The Agent Answers: Word Count

You have questions? Do you constantly miss #askagent sessions on Twitter? Is it impossible, despite a hundred Google searches, to find an answer to your question? Then you've come to the right place. Ask a question either on any "Agent Answers" post or on Twitter, and I'll answer as many as I can. My answers will be subjective and should not be considered applicable to every agent (though I do like to assume my opinions are the majority). 


Question: Do you like to be given the exact word count in queries?

Answer: Please don't. It looks amateurish and we don't care that much about those 253 words. Round it to the nearest thousandth. We get the picture from there. So, 60K, 72K, 105K, 193K, etc.

That said, please don't query me with a 193K word project.
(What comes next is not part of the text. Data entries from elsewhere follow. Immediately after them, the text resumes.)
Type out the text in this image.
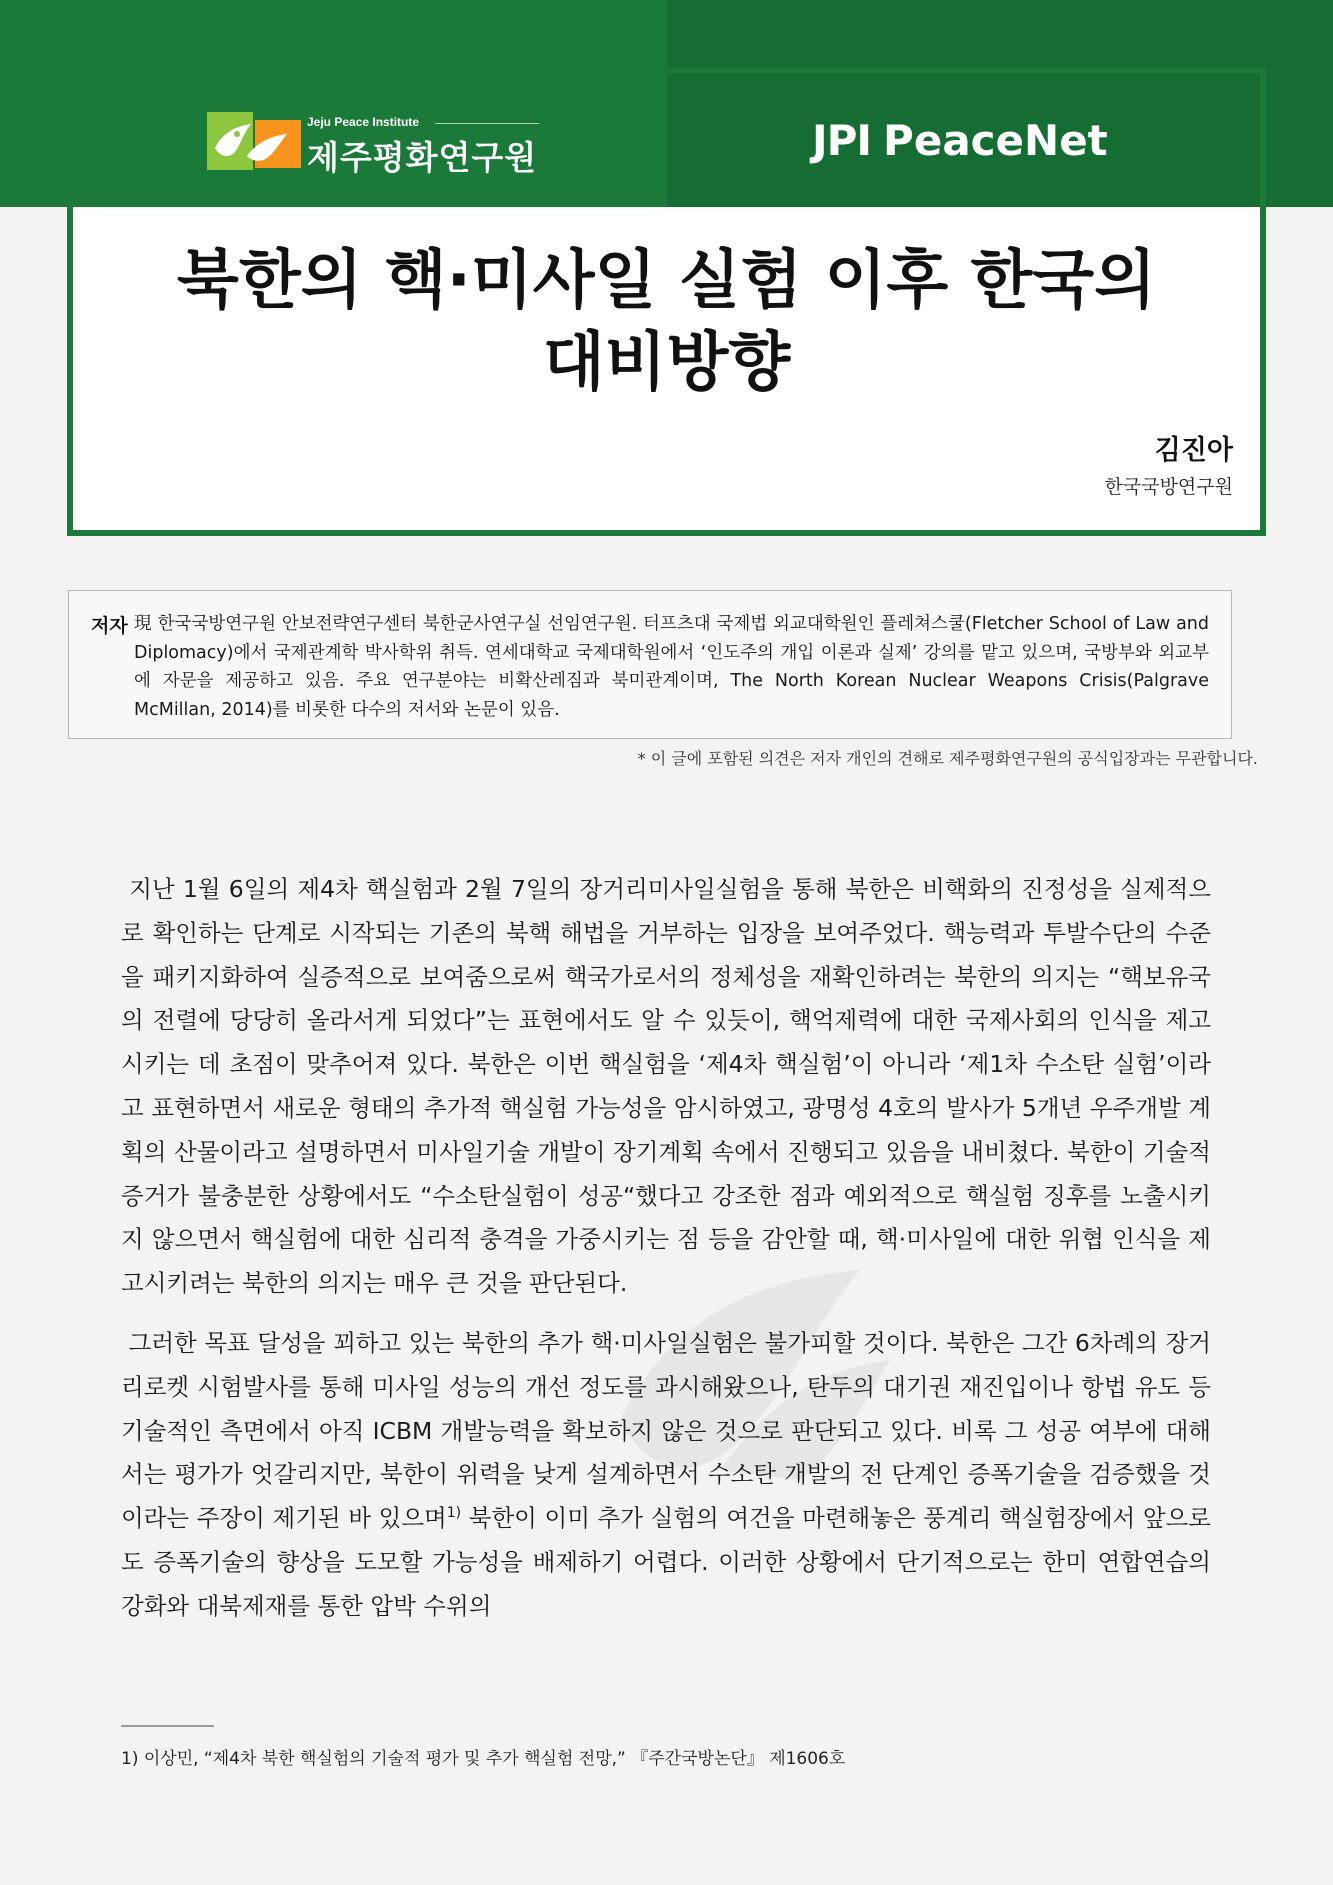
Jeju Peace Institute
제주평화연구원	JPI PeaceNet
북한의 핵·미사일 실험 이후 한국의
대비방향
김진아
한국국방연구원
저자 現 한국국방연구원 안보전략연구센터 북한군사연구실 선임연구원. 터프츠대 국제법 외교대학원인 플레쳐스쿨(Fletcher School of Law and Diplomacy)에서 국제관계학 박사학위 취득. 연세대학교 국제대학원에서 ‘인도주의 개입 이론과 실제’ 강의를 맡고 있으며, 국방부와 외교부에 자문을 제공하고 있음. 주요 연구분야는 비확산레짐과 북미관계이며, The North Korean Nuclear Weapons Crisis(Palgrave McMillan, 2014)를 비롯한 다수의 저서와 논문이 있음.
* 이 글에 포함된 의견은 저자 개인의 견해로 제주평화연구원의 공식입장과는 무관합니다.

지난 1월 6일의 제4차 핵실험과 2월 7일의 장거리미사일실험을 통해 북한은 비핵화의 진정성을 실제적으로 확인하는 단계로 시작되는 기존의 북핵 해법을 거부하는 입장을 보여주었다. 핵능력과 투발수단의 수준을 패키지화하여 실증적으로 보여줌으로써 핵국가로서의 정체성을 재확인하려는 북한의 의지는 “핵보유국의 전렬에 당당히 올라서게 되었다”는 표현에서도 알 수 있듯이, 핵억제력에 대한 국제사회의 인식을 제고시키는 데 초점이 맞추어져 있다. 북한은 이번 핵실험을 ‘제4차 핵실험’이 아니라 ‘제1차 수소탄 실험’이라고 표현하면서 새로운 형태의 추가적 핵실험 가능성을 암시하였고, 광명성 4호의 발사가 5개년 우주개발 계획의 산물이라고 설명하면서 미사일기술 개발이 장기계획 속에서 진행되고 있음을 내비쳤다. 북한이 기술적 증거가 불충분한 상황에서도 “수소탄실험이 성공“했다고 강조한 점과 예외적으로 핵실험 징후를 노출시키지 않으면서 핵실험에 대한 심리적 충격을 가중시키는 점 등을 감안할 때, 핵·미사일에 대한 위협 인식을 제고시키려는 북한의 의지는 매우 큰 것을 판단된다.

그러한 목표 달성을 꾀하고 있는 북한의 추가 핵·미사일실험은 불가피할 것이다. 북한은 그간 6차례의 장거리로켓 시험발사를 통해 미사일 성능의 개선 정도를 과시해왔으나, 탄두의 대기권 재진입이나 항법 유도 등 기술적인 측면에서 아직 ICBM 개발능력을 확보하지 않은 것으로 판단되고 있다. 비록 그 성공 여부에 대해서는 평가가 엇갈리지만, 북한이 위력을 낮게 설계하면서 수소탄 개발의 전 단계인 증폭기술을 검증했을 것이라는 주장이 제기된 바 있으며$^{1)}$ 북한이 이미 추가 실험의 여건을 마련해놓은 풍계리 핵실험장에서 앞으로도 증폭기술의 향상을 도모할 가능성을 배제하기 어렵다. 이러한 상황에서 단기적으로는 한미 연합연습의 강화와 대북제재를 통한 압박 수위의

1) 이상민, “제4차 북한 핵실험의 기술적 평가 및 추가 핵실험 전망,” 『주간국방논단』 제1606호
I will reject you.

Happy writing!

4 comments:

Emily said...

What about the other direction? What's the lowest word count you'd be likely to accept?
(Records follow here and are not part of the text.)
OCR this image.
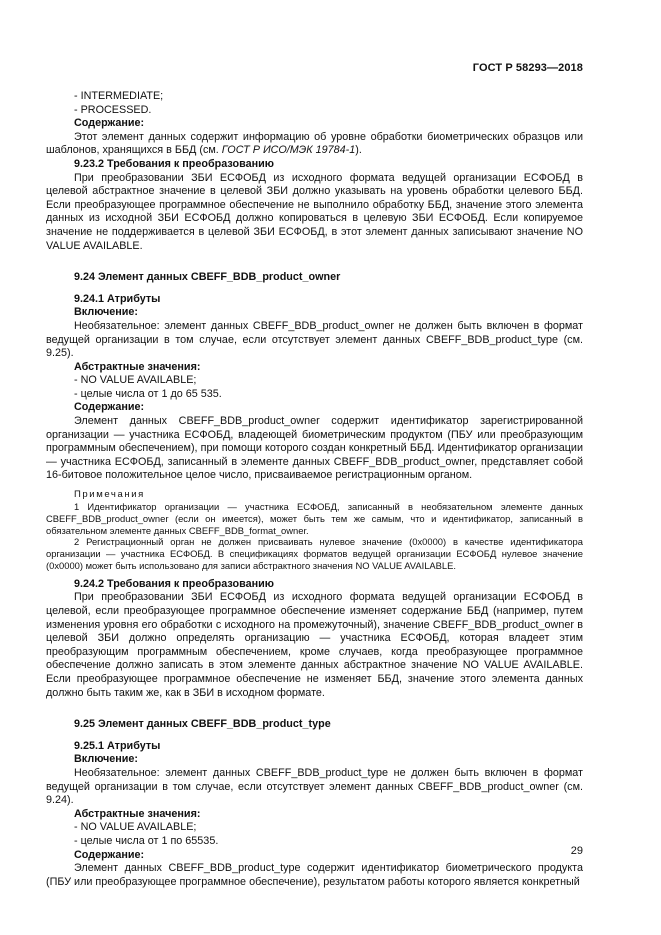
ГОСТ Р 58293—2018
- INTERMEDIATE;
- PROCESSED.
Содержание:

Этот элемент данных содержит информацию об уровне обработки биометрических образцов или шаблонов, хранящихся в ББД (см. ГОСТ Р ИСО/МЭК 19784-1).

9.23.2 Требования к преобразованию

При преобразовании ЗБИ ЕСФОБД из исходного формата ведущей организации ЕСФОБД в целевой абстрактное значение в целевой ЗБИ должно указывать на уровень обработки целевого ББД. Если преобразующее программное обеспечение не выполнило обработку ББД, значение этого элемента данных из исходной ЗБИ ЕСФОБД должно копироваться в целевую ЗБИ ЕСФОБД. Если копируемое значение не поддерживается в целевой ЗБИ ЕСФОБД, в этот элемент данных записывают значение NO VALUE AVAILABLE.

9.24 Элемент данных CBEFF_BDB_product_owner
9.24.1 Атрибуты
Включение:

Необязательное: элемент данных CBEFF_BDB_product_owner не должен быть включен в формат ведущей организации в том случае, если отсутствует элемент данных CBEFF_BDB_product_type (см. 9.25).

Абстрактные значения:
- NO VALUE AVAILABLE;
- целые числа от 1 до 65 535.
Содержание:

Элемент данных CBEFF_BDB_product_owner содержит идентификатор зарегистрированной организации — участника ЕСФОБД, владеющей биометрическим продуктом (ПБУ или преобразующим программным обеспечением), при помощи которого создан конкретный ББД. Идентификатор организации — участника ЕСФОБД, записанный в элементе данных CBEFF_BDB_product_owner, представляет собой 16-битовое положительное целое число, присваиваемое регистрационным органом.

Примечания

1 Идентификатор организации — участника ЕСФОБД, записанный в необязательном элементе данных CBEFF_BDB_product_owner (если он имеется), может быть тем же самым, что и идентификатор, записанный в обязательном элементе данных CBEFF_BDB_format_owner.

2 Регистрационный орган не должен присваивать нулевое значение (0x0000) в качестве идентификатора организации — участника ЕСФОБД. В спецификациях форматов ведущей организации ЕСФОБД нулевое значение (0x0000) может быть использовано для записи абстрактного значения NO VALUE AVAILABLE.

9.24.2 Требования к преобразованию

При преобразовании ЗБИ ЕСФОБД из исходного формата ведущей организации ЕСФОБД в целевой, если преобразующее программное обеспечение изменяет содержание ББД (например, путем изменения уровня его обработки с исходного на промежуточный), значение CBEFF_BDB_product_owner в целевой ЗБИ должно определять организацию — участника ЕСФОБД, которая владеет этим преобразующим программным обеспечением, кроме случаев, когда преобразующее программное обеспечение должно записать в этом элементе данных абстрактное значение NO VALUE AVAILABLE. Если преобразующее программное обеспечение не изменяет ББД, значение этого элемента данных должно быть таким же, как в ЗБИ в исходном формате.

9.25 Элемент данных CBEFF_BDB_product_type
9.25.1 Атрибуты
Включение:

Необязательное: элемент данных CBEFF_BDB_product_type не должен быть включен в формат ведущей организации в том случае, если отсутствует элемент данных CBEFF_BDB_product_owner (см. 9.24).

Абстрактные значения:
- NO VALUE AVAILABLE;
- целые числа от 1 по 65535.
Содержание:

Элемент данных CBEFF_BDB_product_type содержит идентификатор биометрического продукта (ПБУ или преобразующее программное обеспечение), результатом работы которого является конкретный

29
Dr. Cheryl Carvajal said...

I just finished editing a manuscript for another YA author (no, really, it isn't some "friend" who really is me, but it really is another author). Her first novel was 65,000 words, but the second was around 140,000 words.

Was I out of line to suggest she cut down the novel CONSIDERABLY?

Eric Steinberg said...

For YA sci fi, over what word count would give you pause or be an automatic no?

Carrie-Anne said...

I love writing long, sweeping historical sagas, so some of my books have word counts over 300,000. Given the modern-day attitudes about deliberately long books, I'll probably have to pursue some kind of indie or e-publishing for them.

I have seen some people in contests giving the EXACT word count, and it always strikes me as newbie. Although I do wish we'd get back to the old idea that telling a story is more important than fanatically counting words and stressing out if a book ends up at barely above novella-length or stretches to 400,000 words. A good writer knows how to write a book at the length that works for it, instead of trying to plan a story around a certain length in advance.